The Call of Duty matchmaking white paper makes this painfully clear. Using skill as a factor lifted end-of-match rank and improved retention for ~80 to 90% of players. Of course, SBMM increases retention versus random matching; there is no serious counterpoint left on that axis. A small minority of players benefit without SBMM because they can stomp the casuals. Another case of Reddit's vocal minorities shouting down the silent majorities!
The tension sits elsewhere. As Feras Musmar points out in Shooter Monthly #2, fairness is not fun. A system that perfectly equalizes outcomes and quietly pushes everyone toward a 50% win rate drains emotional payoff from play. The problem is not the algorithm; it is the absence of any economic structure that shapes what a win or loss means under different conditions.

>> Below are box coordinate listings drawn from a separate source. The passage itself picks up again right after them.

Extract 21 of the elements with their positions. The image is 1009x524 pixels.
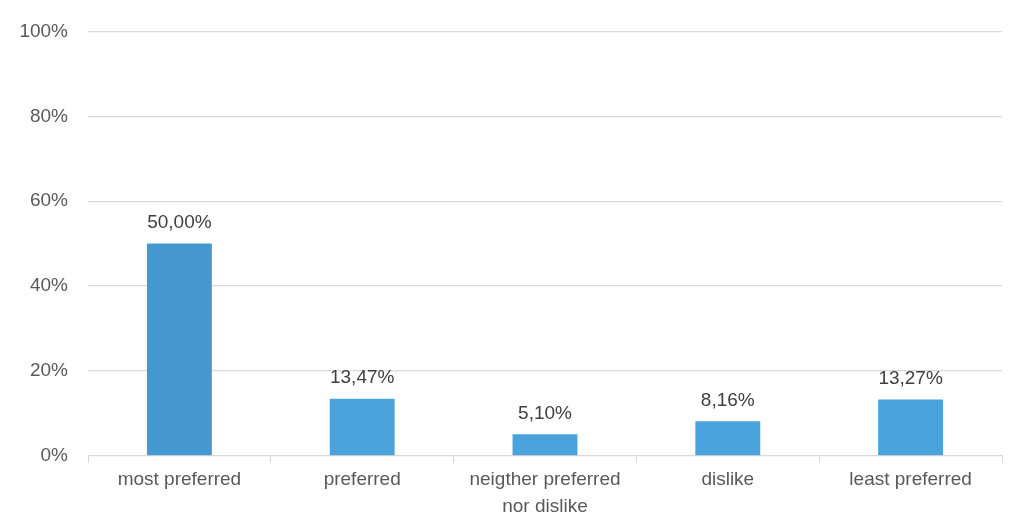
y-tick-label: 100% <box>19 19 69 41</box>
x-tick-label: least preferred <box>849 468 972 490</box>
bar <box>329 398 395 456</box>
bar <box>695 421 761 456</box>
data-label: 13,47% <box>329 366 395 388</box>
data-label: 8,16% <box>700 388 755 410</box>
x-tick-label: most preferred <box>117 468 242 490</box>
bar <box>512 434 578 456</box>
data-label: 50,00% <box>147 211 212 233</box>
bar <box>878 399 944 456</box>
data-label: 13,27% <box>878 367 943 389</box>
x-tick-label: neigther preferred nor dislike <box>469 468 621 516</box>
y-tick-label: 80% <box>29 104 69 126</box>
y-tick-label: 40% <box>29 274 69 296</box>
bar <box>146 243 212 456</box>
y-tick-label: 0% <box>40 444 69 466</box>
y-tick-label: 20% <box>29 359 69 381</box>
x-tick-label: preferred <box>323 468 401 490</box>
x-tick-label: dislike <box>701 468 755 490</box>
data-label: 5,10% <box>518 401 573 423</box>
y-tick-label: 60% <box>29 189 69 211</box>
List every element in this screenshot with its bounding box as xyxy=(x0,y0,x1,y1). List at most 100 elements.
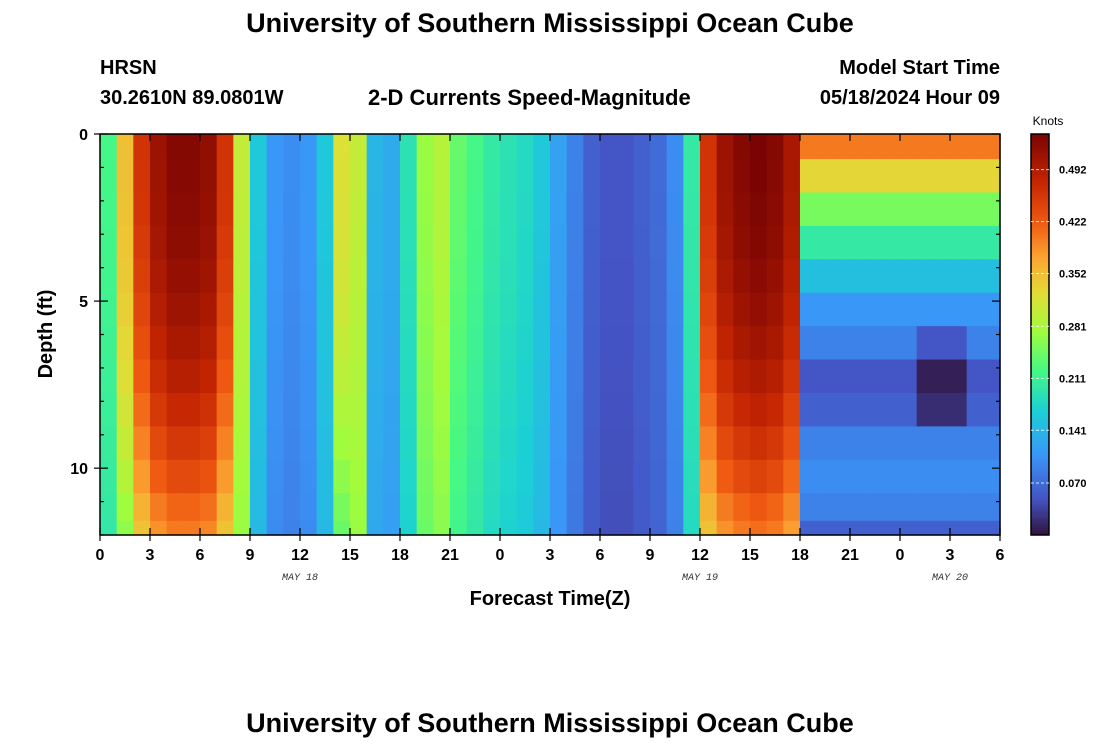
heatmap-cell xyxy=(400,326,418,361)
heatmap-cell xyxy=(133,426,151,461)
heatmap-cell xyxy=(333,426,351,461)
heatmap-cell xyxy=(850,259,868,294)
heatmap-cell xyxy=(550,159,568,194)
heatmap-cell xyxy=(116,159,134,194)
heatmap-cell xyxy=(683,225,701,260)
heatmap-cell xyxy=(116,292,134,327)
heatmap-cell xyxy=(616,426,634,461)
heatmap-cell xyxy=(716,493,734,522)
heatmap-cell xyxy=(350,326,368,361)
heatmap-cell xyxy=(600,259,618,294)
heatmap-cell xyxy=(516,359,534,394)
heatmap-cell xyxy=(600,520,618,536)
heatmap-cell xyxy=(750,359,768,394)
heatmap-cell xyxy=(983,426,1001,461)
heatmap-cell xyxy=(766,159,784,194)
heatmap-cell xyxy=(683,292,701,327)
heatmap-cell xyxy=(833,459,851,494)
heatmap-cell xyxy=(966,392,984,427)
heatmap-cell xyxy=(100,134,118,160)
heatmap-cell xyxy=(733,392,751,427)
heatmap-cell xyxy=(333,259,351,294)
heatmap-cell xyxy=(416,225,434,260)
heatmap-cell xyxy=(883,359,901,394)
model-start-label: Model Start Time xyxy=(839,57,1000,79)
heatmap-cell xyxy=(483,225,501,260)
heatmap-cell xyxy=(500,159,518,194)
heatmap-cell xyxy=(416,493,434,522)
heatmap-cell xyxy=(816,459,834,494)
heatmap-cell xyxy=(433,159,451,194)
heatmap-cell xyxy=(300,292,318,327)
heatmap-cell xyxy=(683,359,701,394)
heatmap-cell xyxy=(183,225,201,260)
heatmap-cell xyxy=(500,192,518,227)
heatmap-cell xyxy=(316,134,334,160)
heatmap-cell xyxy=(183,192,201,227)
colorbar-tick-label: 0.422 xyxy=(1059,217,1087,229)
heatmap-cell xyxy=(766,493,784,522)
heatmap-cell xyxy=(983,493,1001,522)
heatmap-cell xyxy=(733,225,751,260)
x-tick-label: 15 xyxy=(741,547,759,564)
heatmap-cell xyxy=(683,259,701,294)
heatmap-cell xyxy=(966,159,984,194)
heatmap-cell xyxy=(233,225,251,260)
heatmap-cell xyxy=(966,259,984,294)
heatmap-cell xyxy=(583,520,601,536)
heatmap-cell xyxy=(100,292,118,327)
heatmap-cell xyxy=(166,326,184,361)
heatmap-cell xyxy=(283,426,301,461)
heatmap-cell xyxy=(133,292,151,327)
heatmap-cell xyxy=(233,426,251,461)
heatmap-cell xyxy=(866,326,884,361)
heatmap-cell xyxy=(433,359,451,394)
heatmap-cell xyxy=(466,459,484,494)
heatmap-cell xyxy=(133,192,151,227)
heatmap-cell xyxy=(533,359,551,394)
heatmap-cell xyxy=(383,459,401,494)
heatmap-cell xyxy=(533,159,551,194)
heatmap-cell xyxy=(900,426,918,461)
heatmap-cell xyxy=(116,134,134,160)
heatmap-cell xyxy=(433,326,451,361)
heatmap-cell xyxy=(600,134,618,160)
heatmap-cell xyxy=(200,225,218,260)
heatmap-cell xyxy=(366,493,384,522)
heatmap-cell xyxy=(666,459,684,494)
heatmap-cell xyxy=(950,520,968,536)
heatmap-cell xyxy=(350,292,368,327)
heatmap-cell xyxy=(850,326,868,361)
heatmap-cell xyxy=(650,493,668,522)
heatmap-cell xyxy=(150,520,168,536)
heatmap-cell xyxy=(750,134,768,160)
heatmap-cell xyxy=(800,459,818,494)
heatmap-cell xyxy=(766,426,784,461)
heatmap-cell xyxy=(750,192,768,227)
heatmap-cell xyxy=(816,159,834,194)
heatmap-cell xyxy=(600,292,618,327)
heatmap-cell xyxy=(850,134,868,160)
heatmap-cell xyxy=(850,426,868,461)
heatmap-cell xyxy=(783,426,801,461)
heatmap-cell xyxy=(566,493,584,522)
heatmap-cell xyxy=(383,134,401,160)
heatmap-cell xyxy=(200,326,218,361)
x-tick-label: 3 xyxy=(546,547,555,564)
heatmap-cell xyxy=(950,359,968,394)
heatmap-cell xyxy=(716,392,734,427)
heatmap-cell xyxy=(950,426,968,461)
heatmap-cell xyxy=(400,426,418,461)
heatmap-cell xyxy=(466,259,484,294)
heatmap-cell xyxy=(700,326,718,361)
heatmap-cell xyxy=(733,520,751,536)
date-labels: MAY 18 MAY 19 MAY 20 xyxy=(282,573,968,584)
heatmap-cell xyxy=(233,459,251,494)
heatmap-cell xyxy=(233,392,251,427)
heatmap-cell xyxy=(783,459,801,494)
heatmap-cell xyxy=(133,359,151,394)
heatmap-cell xyxy=(150,159,168,194)
heatmap-cell xyxy=(300,326,318,361)
heatmap-cell xyxy=(300,426,318,461)
x-tick-label: 9 xyxy=(246,547,255,564)
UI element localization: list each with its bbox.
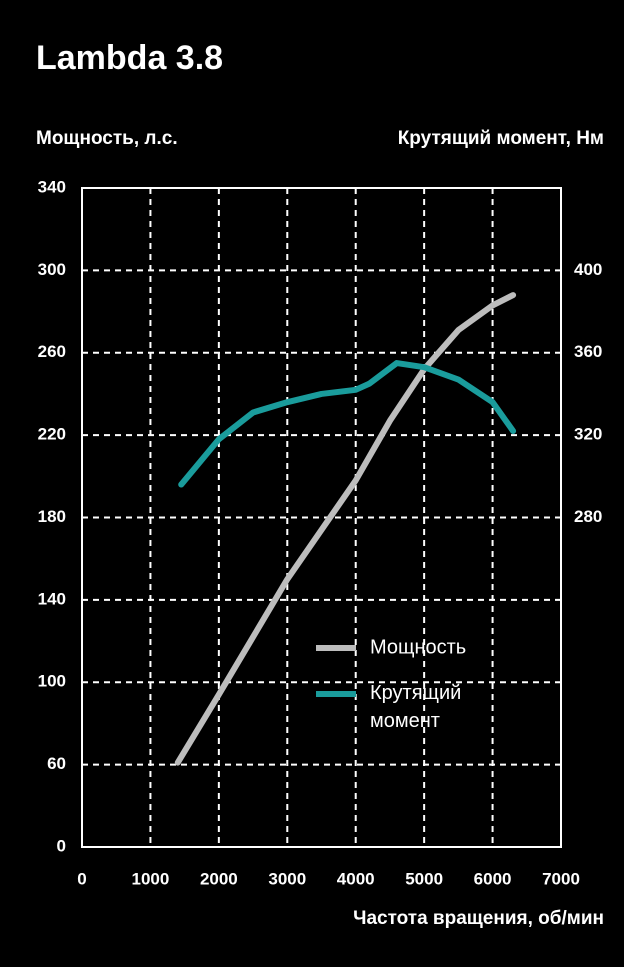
y-tick-label: 140 [38,589,66,608]
y-tick-label: 340 [38,177,66,196]
x-tick-label: 7000 [542,869,580,888]
series-line [174,292,517,766]
legend-label: Крутящий момент [370,682,461,732]
y-tick-label: 220 [38,425,66,444]
y-tick-label: 260 [38,342,66,361]
x-tick-label: 3000 [268,869,306,888]
y2-tick-label: 320 [574,425,602,444]
y-tick-label: 300 [38,260,66,279]
y2-tick-label: 280 [574,507,602,526]
y2-axis-title: Крутящий момент, Нм [398,128,604,149]
x-tick-label: 0 [77,869,86,888]
y2-tick-label: 400 [574,260,602,279]
y-tick-label: 180 [38,507,66,526]
y-tick-label: 60 [47,754,66,773]
y-tick-label: 0 [57,836,66,855]
x-tick-label: 5000 [405,869,443,888]
y-tick-label: 100 [38,672,66,691]
legend-label: Мощность [370,636,466,658]
y2-tick-label: 360 [574,342,602,361]
x-tick-label: 1000 [132,869,170,888]
x-tick-label: 2000 [200,869,238,888]
series-line [178,360,517,488]
x-tick-label: 6000 [474,869,512,888]
y-axis-title: Мощность, л.с. [36,128,178,149]
chart-title: Lambda 3.8 [36,39,223,77]
x-axis-title: Частота вращения, об/мин [353,908,604,929]
x-tick-label: 4000 [337,869,375,888]
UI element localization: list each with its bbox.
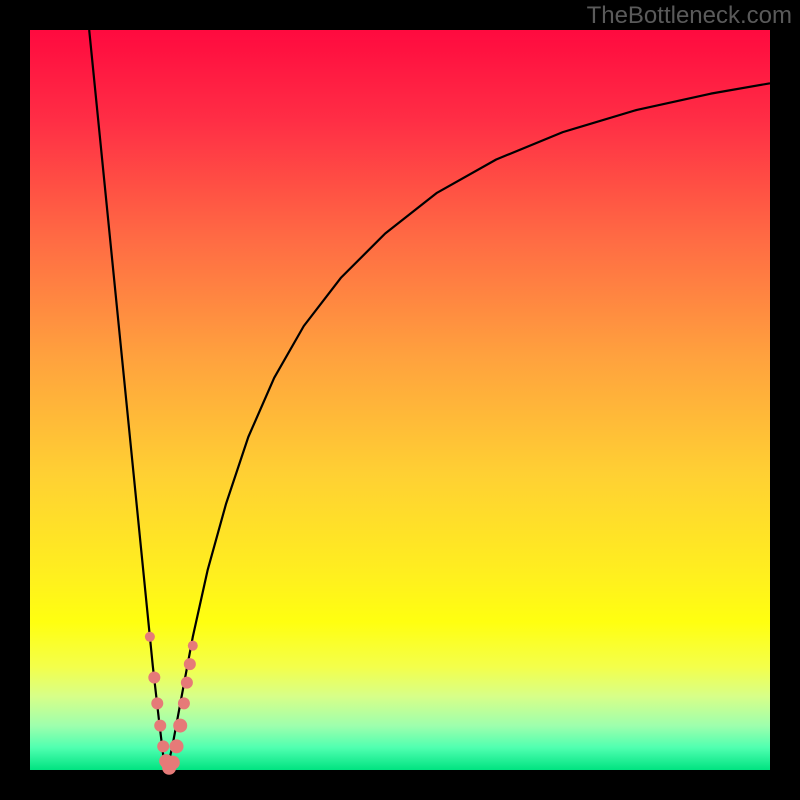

The complexity rises quickly once the sophistication of modern multiplayer games is taken into account. Battlefield is an excellent illustration of this. Battlefield's kill distribution has a very high Gini coefficient of inequality, meaning a thin slice of players absorbs most of the kills, while the majority absorb most of the dying. This is not a failure of SBMM; rather, it is a geometric constraint of needing to fill 64 or 128-player servers in a reasonable time.
The first emerging answer is found in Clash Royale and Marvel Snap. Bots break the zero-sum structure and give players controlled, confidence-restoring wins. While unlabeled bots are unethical, it's also readily apparent that this solution dominates an A/B test. The risk is that it reduces trust in the system.
The second solution is system's design: build an economic model that absorbs unevenness and celebrates rather than pretending the matchmaker can eliminate it. Command and Conquer Rivals is a good example of what this looks like: challenge battles protected lower-level players from losing medals and paid out double if they upset a stronger opponent. The matching system stayed the same, but the payout table changed the emotional meaning of the match.
If we want SBMM to feel better, we cannot tune our way there. Matchmaking math already performs its core task: preventing the ecosystem from collapsing into a shark tank. The real work now belongs to economy designers. They have to build systems that compensate players for risk, reward outlier success, and give uneven matches a story worth telling. This is an economics problem, not a math problem.